In early September, state officials told me that Sept. 30 would be the final day inmates would be housed at MAC.
Nancy Lyon, who has been a ministerial volunteer at the prison for several years, had called us to suggest writing a story on the last inmate. Knowing that the Enterprise had written a story about the first inmates at the prison back in 1986, we thought that would be a good idea to write about the last ones, too.
We contacted MAC, and they notified us that they would forward the request to Corrections Corporation of America (MAC’s parent company). I never heard back about that request, so unfortunately, that story won’t happen.
I also know there are some CCA employees who remain at the prison to attend to some final details. The last time I asked, MAC officials informed me that they had been advised not to disclose exactly how many employees remain at the prison for security reasons.
For what it’s worth, the people I dealt with at MAC were always professional and courteous. That was true of both employees and inmates.
I also can’t help being reminded that we are at the time of year when MAC hosted its annual Human Kindness Organization (HKO) day at the prison. Clients from Marion County Industries and similar organizations in neighboring counties would go to the prison for a day of fun. I watched inmates run booths, play games and dance with people with varying degrees of physical and mental disability.
MAC celebrated its 20th anniversary shortly after I moved to Lebanon. I learned about the history of the grounds as a seminary and a commune before it became a prison. In that initial visit, I learned about a number of programs offered to inmates in hopes that they would have skills to stay out once they returned home.

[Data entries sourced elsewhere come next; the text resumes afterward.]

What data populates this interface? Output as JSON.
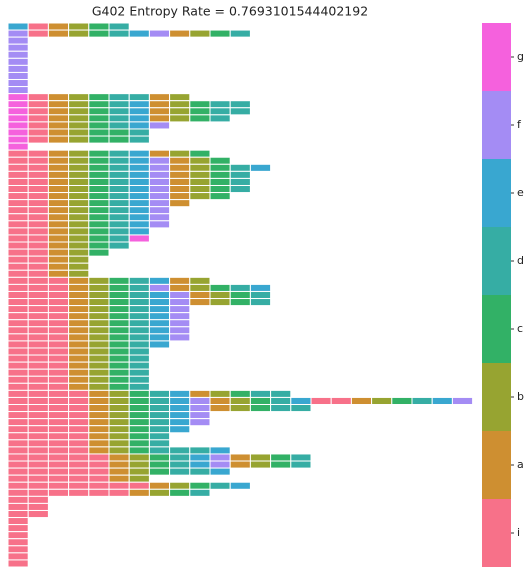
{
  "chart_data": {
    "type": "sequence-heatmap",
    "title": "G402 Entropy Rate = 0.7693101544402192",
    "categories": [
      "i",
      "a",
      "b",
      "c",
      "d",
      "e",
      "f",
      "g"
    ],
    "colors": [
      "#f77189",
      "#ce8f31",
      "#97a431",
      "#32b166",
      "#36ada4",
      "#39a7d0",
      "#a48cf4",
      "#f561dd"
    ],
    "rows": [
      [
        "e",
        "i",
        "a",
        "b",
        "c",
        "d"
      ],
      [
        "f",
        "i",
        "a",
        "b",
        "c",
        "d",
        "e",
        "f",
        "a",
        "b",
        "c",
        "d"
      ],
      [
        "f"
      ],
      [
        "f"
      ],
      [
        "f"
      ],
      [
        "f"
      ],
      [
        "f"
      ],
      [
        "f"
      ],
      [
        "f"
      ],
      [
        "f"
      ],
      [
        "g",
        "i",
        "a",
        "b",
        "c",
        "d",
        "d",
        "a",
        "b"
      ],
      [
        "g",
        "i",
        "a",
        "b",
        "c",
        "d",
        "e",
        "a",
        "b",
        "c",
        "d",
        "d"
      ],
      [
        "g",
        "i",
        "a",
        "b",
        "c",
        "d",
        "e",
        "a",
        "b",
        "c",
        "d",
        "d"
      ],
      [
        "g",
        "i",
        "a",
        "b",
        "c",
        "d",
        "e",
        "a",
        "b",
        "c",
        "d"
      ],
      [
        "g",
        "i",
        "a",
        "b",
        "c",
        "d",
        "e",
        "f"
      ],
      [
        "g",
        "i",
        "a",
        "b",
        "c",
        "c",
        "d"
      ],
      [
        "g",
        "i",
        "a",
        "b",
        "c",
        "c",
        "d"
      ],
      [
        "g"
      ],
      [
        "i",
        "i",
        "a",
        "b",
        "c",
        "d",
        "e",
        "a",
        "b",
        "c"
      ],
      [
        "i",
        "i",
        "a",
        "b",
        "c",
        "d",
        "e",
        "f",
        "a",
        "b",
        "c"
      ],
      [
        "i",
        "i",
        "a",
        "b",
        "c",
        "d",
        "e",
        "f",
        "a",
        "b",
        "c",
        "d",
        "e"
      ],
      [
        "i",
        "i",
        "a",
        "b",
        "c",
        "d",
        "e",
        "f",
        "a",
        "b",
        "c",
        "d"
      ],
      [
        "i",
        "i",
        "a",
        "b",
        "c",
        "d",
        "e",
        "f",
        "a",
        "b",
        "c",
        "d"
      ],
      [
        "i",
        "i",
        "a",
        "b",
        "c",
        "d",
        "e",
        "f",
        "a",
        "b",
        "c",
        "d"
      ],
      [
        "i",
        "i",
        "a",
        "b",
        "c",
        "d",
        "e",
        "f",
        "a",
        "b",
        "c"
      ],
      [
        "i",
        "i",
        "a",
        "b",
        "c",
        "d",
        "e",
        "f",
        "a"
      ],
      [
        "i",
        "i",
        "a",
        "b",
        "c",
        "d",
        "e",
        "f"
      ],
      [
        "i",
        "i",
        "a",
        "b",
        "c",
        "d",
        "e",
        "f"
      ],
      [
        "i",
        "i",
        "a",
        "b",
        "c",
        "d",
        "e",
        "f"
      ],
      [
        "i",
        "i",
        "a",
        "b",
        "c",
        "d",
        "e"
      ],
      [
        "i",
        "i",
        "a",
        "b",
        "c",
        "d",
        "g"
      ],
      [
        "i",
        "i",
        "a",
        "b",
        "c",
        "d"
      ],
      [
        "i",
        "i",
        "a",
        "b",
        "c"
      ],
      [
        "i",
        "i",
        "a",
        "b"
      ],
      [
        "i",
        "i",
        "a",
        "b"
      ],
      [
        "i",
        "i",
        "a",
        "b"
      ],
      [
        "i",
        "i",
        "i",
        "a",
        "b",
        "c",
        "d",
        "e",
        "a",
        "b"
      ],
      [
        "i",
        "i",
        "i",
        "a",
        "b",
        "c",
        "d",
        "f",
        "a",
        "b",
        "c",
        "d",
        "e"
      ],
      [
        "i",
        "i",
        "i",
        "a",
        "b",
        "c",
        "d",
        "e",
        "f",
        "a",
        "b",
        "c",
        "d"
      ],
      [
        "i",
        "i",
        "i",
        "a",
        "b",
        "c",
        "d",
        "e",
        "f",
        "a",
        "b",
        "c",
        "d"
      ],
      [
        "i",
        "i",
        "i",
        "a",
        "b",
        "c",
        "d",
        "e",
        "f"
      ],
      [
        "i",
        "i",
        "i",
        "a",
        "b",
        "c",
        "d",
        "e",
        "f"
      ],
      [
        "i",
        "i",
        "i",
        "a",
        "b",
        "c",
        "d",
        "e",
        "f"
      ],
      [
        "i",
        "i",
        "i",
        "a",
        "b",
        "c",
        "d",
        "e",
        "f"
      ],
      [
        "i",
        "i",
        "i",
        "a",
        "b",
        "c",
        "d",
        "e",
        "f"
      ],
      [
        "i",
        "i",
        "i",
        "a",
        "b",
        "c",
        "d",
        "e"
      ],
      [
        "i",
        "i",
        "i",
        "a",
        "b",
        "c",
        "d"
      ],
      [
        "i",
        "i",
        "i",
        "a",
        "b",
        "c",
        "d"
      ],
      [
        "i",
        "i",
        "i",
        "a",
        "b",
        "c",
        "d"
      ],
      [
        "i",
        "i",
        "i",
        "a",
        "b",
        "c",
        "d"
      ],
      [
        "i",
        "i",
        "i",
        "a",
        "b",
        "c",
        "d"
      ],
      [
        "i",
        "i",
        "i",
        "a",
        "b",
        "c",
        "d"
      ],
      [
        "i",
        "i",
        "i",
        "i",
        "a",
        "b",
        "c",
        "d",
        "e",
        "a",
        "b",
        "c",
        "d",
        "d"
      ],
      [
        "i",
        "i",
        "i",
        "i",
        "a",
        "b",
        "c",
        "d",
        "e",
        "f",
        "a",
        "b",
        "c",
        "d",
        "e",
        "i",
        "i",
        "a",
        "b",
        "c",
        "d",
        "e",
        "f"
      ],
      [
        "i",
        "i",
        "i",
        "i",
        "a",
        "b",
        "c",
        "d",
        "e",
        "f",
        "a",
        "b",
        "c",
        "d",
        "d"
      ],
      [
        "i",
        "i",
        "i",
        "i",
        "a",
        "b",
        "c",
        "d",
        "e",
        "f"
      ],
      [
        "i",
        "i",
        "i",
        "i",
        "a",
        "b",
        "c",
        "d",
        "e",
        "f"
      ],
      [
        "i",
        "i",
        "i",
        "i",
        "a",
        "b",
        "c",
        "d",
        "e"
      ],
      [
        "i",
        "i",
        "i",
        "i",
        "a",
        "b",
        "c",
        "d"
      ],
      [
        "i",
        "i",
        "i",
        "i",
        "a",
        "b",
        "c",
        "d"
      ],
      [
        "i",
        "i",
        "i",
        "i",
        "a",
        "b",
        "c",
        "d",
        "d",
        "d",
        "e"
      ],
      [
        "i",
        "i",
        "i",
        "i",
        "i",
        "a",
        "b",
        "c",
        "d",
        "e",
        "f",
        "a",
        "b",
        "c",
        "d"
      ],
      [
        "i",
        "i",
        "i",
        "i",
        "i",
        "a",
        "b",
        "c",
        "d",
        "e",
        "f",
        "a",
        "b",
        "c",
        "d"
      ],
      [
        "i",
        "i",
        "i",
        "i",
        "i",
        "a",
        "b",
        "c",
        "d",
        "d",
        "e"
      ],
      [
        "i",
        "i",
        "i",
        "i",
        "i",
        "a",
        "b"
      ],
      [
        "i",
        "i",
        "i",
        "i",
        "i",
        "i",
        "i",
        "a",
        "b",
        "c",
        "d",
        "e"
      ],
      [
        "i",
        "i",
        "i",
        "i",
        "i",
        "i",
        "a",
        "b",
        "c",
        "d"
      ],
      [
        "i",
        "i"
      ],
      [
        "i",
        "i"
      ],
      [
        "i",
        "i"
      ],
      [
        "i"
      ],
      [
        "i"
      ],
      [
        "i"
      ],
      [
        "i"
      ],
      [
        "i"
      ],
      [
        "i"
      ],
      [
        "i"
      ]
    ]
  }
}
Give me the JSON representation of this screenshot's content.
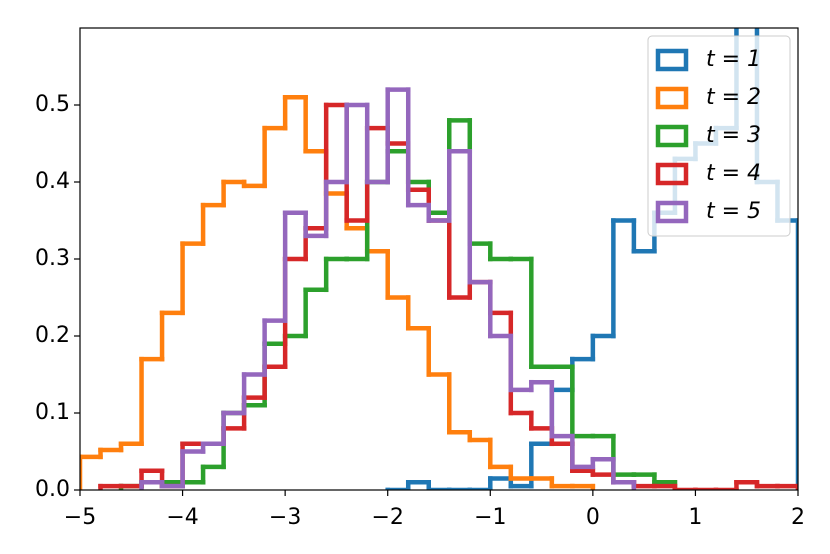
{
  "chart_data": {
    "type": "histogram",
    "xlim": [
      -5,
      2
    ],
    "ylim": [
      0,
      0.6
    ],
    "xticks": [
      {
        "value": -5,
        "label": "−5"
      },
      {
        "value": -4,
        "label": "−4"
      },
      {
        "value": -3,
        "label": "−3"
      },
      {
        "value": -2,
        "label": "−2"
      },
      {
        "value": -1,
        "label": "−1"
      },
      0,
      1,
      2
    ],
    "yticks": [
      {
        "value": 0,
        "label": "0.0"
      },
      0.1,
      0.2,
      0.3,
      0.4,
      0.5
    ],
    "legend": "upper right",
    "series": [
      {
        "name": "t = 1",
        "color": "#1f77b4",
        "bins": [
          -2,
          -1.8,
          -1.6,
          -1.4,
          -1.2,
          -1.0,
          -0.8,
          -0.6,
          -0.4,
          -0.2,
          0,
          0.2,
          0.4,
          0.6,
          0.8,
          1.0,
          1.2,
          1.4,
          1.6,
          1.8,
          2.0
        ],
        "values": [
          0,
          0.01,
          0,
          0,
          0,
          0.015,
          0.005,
          0.06,
          0.13,
          0.17,
          0.2,
          0.35,
          0.31,
          0.36,
          0.43,
          0.45,
          0.47,
          0.62,
          0.4,
          0.35
        ]
      },
      {
        "name": "t = 2",
        "color": "#ff7f0e",
        "bins": [
          -5,
          -4.8,
          -4.6,
          -4.4,
          -4.2,
          -4.0,
          -3.8,
          -3.6,
          -3.4,
          -3.2,
          -3.0,
          -2.8,
          -2.6,
          -2.4,
          -2.2,
          -2.0,
          -1.8,
          -1.6,
          -1.4,
          -1.2,
          -1.0,
          -0.8,
          -0.6,
          -0.4,
          -0.2,
          0
        ],
        "values": [
          0.043,
          0.052,
          0.06,
          0.17,
          0.23,
          0.32,
          0.37,
          0.4,
          0.395,
          0.47,
          0.51,
          0.44,
          0.385,
          0.34,
          0.31,
          0.25,
          0.21,
          0.15,
          0.075,
          0.065,
          0.03,
          0.015,
          0.015,
          0.005,
          0.005
        ]
      },
      {
        "name": "t = 3",
        "color": "#2ca02c",
        "bins": [
          -4.6,
          -4.4,
          -4.2,
          -4.0,
          -3.8,
          -3.6,
          -3.4,
          -3.2,
          -3.0,
          -2.8,
          -2.6,
          -2.4,
          -2.2,
          -2.0,
          -1.8,
          -1.6,
          -1.4,
          -1.2,
          -1.0,
          -0.8,
          -0.6,
          -0.4,
          -0.2,
          0,
          0.2,
          0.4,
          0.6,
          0.8
        ],
        "values": [
          0.005,
          0.01,
          0.01,
          0.01,
          0.03,
          0.1,
          0.11,
          0.19,
          0.2,
          0.26,
          0.3,
          0.3,
          0.4,
          0.44,
          0.4,
          0.36,
          0.48,
          0.32,
          0.3,
          0.3,
          0.16,
          0.16,
          0.07,
          0.07,
          0.02,
          0.02,
          0.01
        ]
      },
      {
        "name": "t = 4",
        "color": "#d62728",
        "bins": [
          -4.8,
          -4.6,
          -4.4,
          -4.2,
          -4.0,
          -3.8,
          -3.6,
          -3.4,
          -3.2,
          -3.0,
          -2.8,
          -2.6,
          -2.4,
          -2.2,
          -2.0,
          -1.8,
          -1.6,
          -1.4,
          -1.2,
          -1.0,
          -0.8,
          -0.6,
          -0.4,
          -0.2,
          0,
          0.2,
          0.4,
          0.6,
          0.8,
          1.0,
          1.2,
          1.4,
          1.6,
          1.8,
          2.0
        ],
        "values": [
          0.005,
          0.005,
          0.025,
          0.005,
          0.06,
          0.06,
          0.08,
          0.12,
          0.16,
          0.3,
          0.34,
          0.5,
          0.35,
          0.47,
          0.45,
          0.39,
          0.35,
          0.25,
          0.27,
          0.23,
          0.1,
          0.08,
          0.06,
          0.025,
          0.02,
          0.01,
          0.005,
          0.005,
          0,
          0,
          0,
          0.01,
          0.005,
          0.005
        ]
      },
      {
        "name": "t = 5",
        "color": "#9467bd",
        "bins": [
          -4.4,
          -4.2,
          -4.0,
          -3.8,
          -3.6,
          -3.4,
          -3.2,
          -3.0,
          -2.8,
          -2.6,
          -2.4,
          -2.2,
          -2.0,
          -1.8,
          -1.6,
          -1.4,
          -1.2,
          -1.0,
          -0.8,
          -0.6,
          -0.4,
          -0.2,
          0,
          0.2,
          0.4
        ],
        "values": [
          0.01,
          0.005,
          0.05,
          0.06,
          0.1,
          0.15,
          0.22,
          0.36,
          0.33,
          0.4,
          0.5,
          0.4,
          0.52,
          0.37,
          0.35,
          0.44,
          0.27,
          0.2,
          0.13,
          0.14,
          0.07,
          0.03,
          0.04,
          0.01
        ]
      }
    ]
  }
}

Since then, I’ve been back to MAC for a variety of reasons. I was there during a visit by the Archbishop of Louisville. I’ve spoken with inmates involved in drug and alcohol treatment programs, in vocational training programs, even in a program to provide obedience training to dogs. My girlfriend even adopted one of the dogs, a Yorkie poo named Angus.
MAC contributed to the community in a number of ways, but at least for now, the state has decided it does not see a need to continue using it.
The prison faced a lot of opposition when it first came to Marion County. I also know lots of people are sad to see it close, although there are people who have questioned the need for private prisons since they first opened.
Regardless, my hope is that all of the prison employees have found or will soon find work elsewhere.